President Bush's expected veto of the Iraq funding bill this week will also halt small-business tax breaks aimed at offsetting an increase in the federal minimum wage.

While the president has said he supports both the wage hike and tax breaks, he is opposed to a separate provision included in the bill that creates a timetable for withdrawing U.S. troops from Iraq.

"If the Congress wants to test my will as to whether or not I'll accept a timetable for withdrawal, I won't accept one," Bush said at a press conference at Camp David on Friday. "I just don't think it's in the interest of our troops."

The president also attacked Congress for "putting all kinds of extraneous spending on a bill, the purpose of which is to fund our troops."
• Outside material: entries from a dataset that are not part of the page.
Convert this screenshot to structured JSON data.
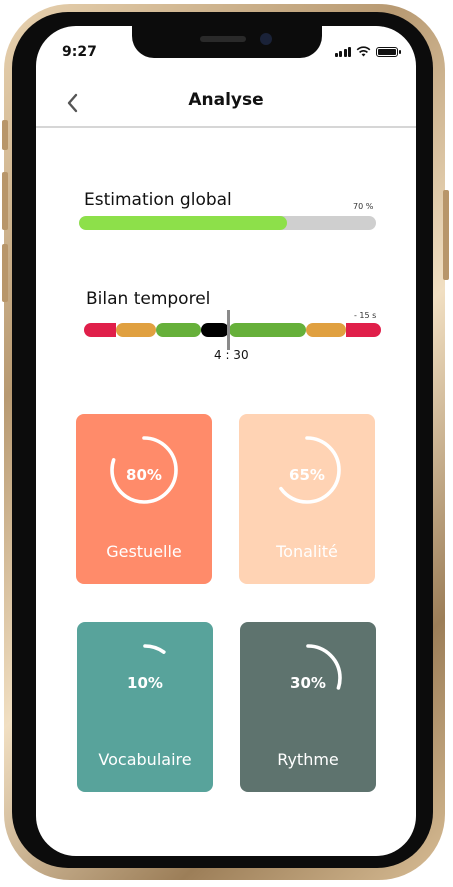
{
  "status_bar": {
    "time": "9:27"
  },
  "header": {
    "title": "Analyse",
    "back_icon": "chevron-left-icon"
  },
  "estimation": {
    "label": "Estimation global",
    "value_text": "70 %",
    "value": 0.7,
    "fill_color": "#8de04a"
  },
  "bilan": {
    "label": "Bilan temporel",
    "offset_text": "- 15 s",
    "cursor_time": "4 : 30",
    "segments": [
      {
        "color": "#e01f4a"
      },
      {
        "color": "#e0a040"
      },
      {
        "color": "#66b03a"
      },
      {
        "color": "#000000"
      },
      {
        "color": "#66b03a"
      },
      {
        "color": "#e0a040"
      },
      {
        "color": "#e01f4a"
      }
    ]
  },
  "cards": [
    {
      "name": "Gestuelle",
      "percent_text": "80%",
      "value": 0.8,
      "color": "#ff8b6a"
    },
    {
      "name": "Tonalité",
      "percent_text": "65%",
      "value": 0.65,
      "color": "#ffd3b4"
    },
    {
      "name": "Vocabulaire",
      "percent_text": "10%",
      "value": 0.1,
      "color": "#58a39b"
    },
    {
      "name": "Rythme",
      "percent_text": "30%",
      "value": 0.3,
      "color": "#5e736e"
    }
  ]
}
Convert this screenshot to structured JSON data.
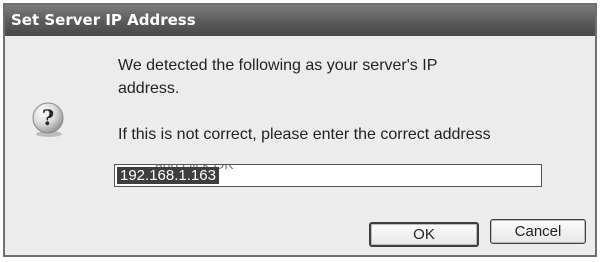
{
  "window": {
    "title": "Set Server IP Address"
  },
  "message": {
    "line1": "We detected the following as your server's IP",
    "line2": "address.",
    "line3": "If this is not correct, please enter the correct address",
    "line4_clipped": "and click OK"
  },
  "icon": {
    "name": "question-icon",
    "glyph": "?"
  },
  "ip_field": {
    "value": "192.168.1.163"
  },
  "buttons": {
    "ok_label": "OK",
    "cancel_label": "Cancel"
  }
}
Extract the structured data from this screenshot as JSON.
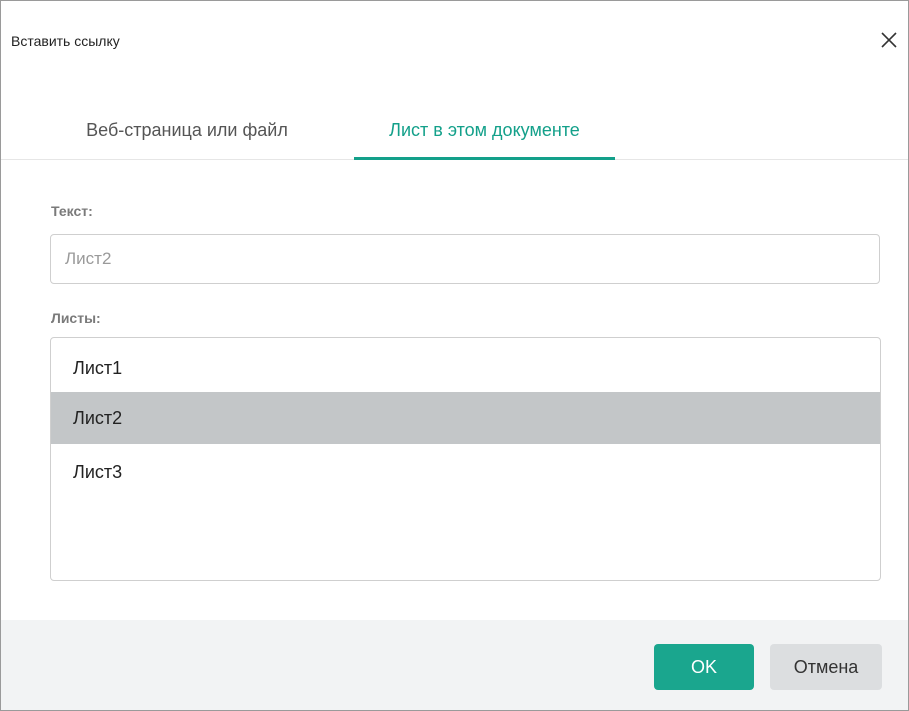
{
  "dialog": {
    "title": "Вставить ссылку",
    "close_icon": "close-icon"
  },
  "tabs": [
    {
      "label": "Веб-страница или файл",
      "active": false
    },
    {
      "label": "Лист в этом документе",
      "active": true
    }
  ],
  "form": {
    "text_label": "Текст:",
    "text_value": "Лист2",
    "sheets_label": "Листы:",
    "sheets": [
      {
        "label": "Лист1",
        "selected": false
      },
      {
        "label": "Лист2",
        "selected": true
      },
      {
        "label": "Лист3",
        "selected": false
      }
    ]
  },
  "footer": {
    "ok_label": "OK",
    "cancel_label": "Отмена"
  },
  "colors": {
    "accent": "#13a08a",
    "ok_button": "#1aa68e",
    "selected_row": "#c3c6c8",
    "footer_bg": "#f2f3f4"
  }
}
If the bill is vetoed, Democrat lawmakers have said they will resend the minimum-wage package in separate legislation in coming weeks.

The package is the result of a compromise  struck earlier this month between House and Senate negotiators, which offers $4.8 billion in tax cuts while boosting the minimum wage by $2.10 to $7.25 an hour over two years. If approved, it would be the first increase in the federal minimum wage in a decade.

The cost of the tax cuts would be covered by reducing a capital-gains loophole for the children of wealthy taxpayers, among other changes to the tax code. The Senate had initially approved a minimum-wage hike that offered more than $12 billion in tax breaks. By contrast, the House bill  offered only $1.3 billion in tax breaks.

The package also offers special tax breaks for restaurants owners, more capital write-offs for small businesses, and added incentives for those that hire disabled veterans.

"In many ways, including the minimum-wage increase in this bill on Iraq couldn't be more appropriate," Sen. Ted Kennedy (D-Mass.) said last week. "The minimum wage represents the values our troops are fighting for -- basic fairness. It's about what we stand for as a nation."

As many as 10 percent of military spouses earn less than $7.25 an hour, while more than 50,000 military families are expected to benefit from a minimum-wage increase, Kennedy said.

For its part, the National Federation of Independent Businesses, a small-business lobby with more than 600,000 members, continues to oppose the wage hike.

"Small-business owners have always opposed mandated wage levels because it leaves them with fewer choices in how they compensate their employees," Dann Danner, the group's executive vice president, said in a statement. He said the accompanying tax-relief package wasn't enough to allow small businesses to invest and stay competitive.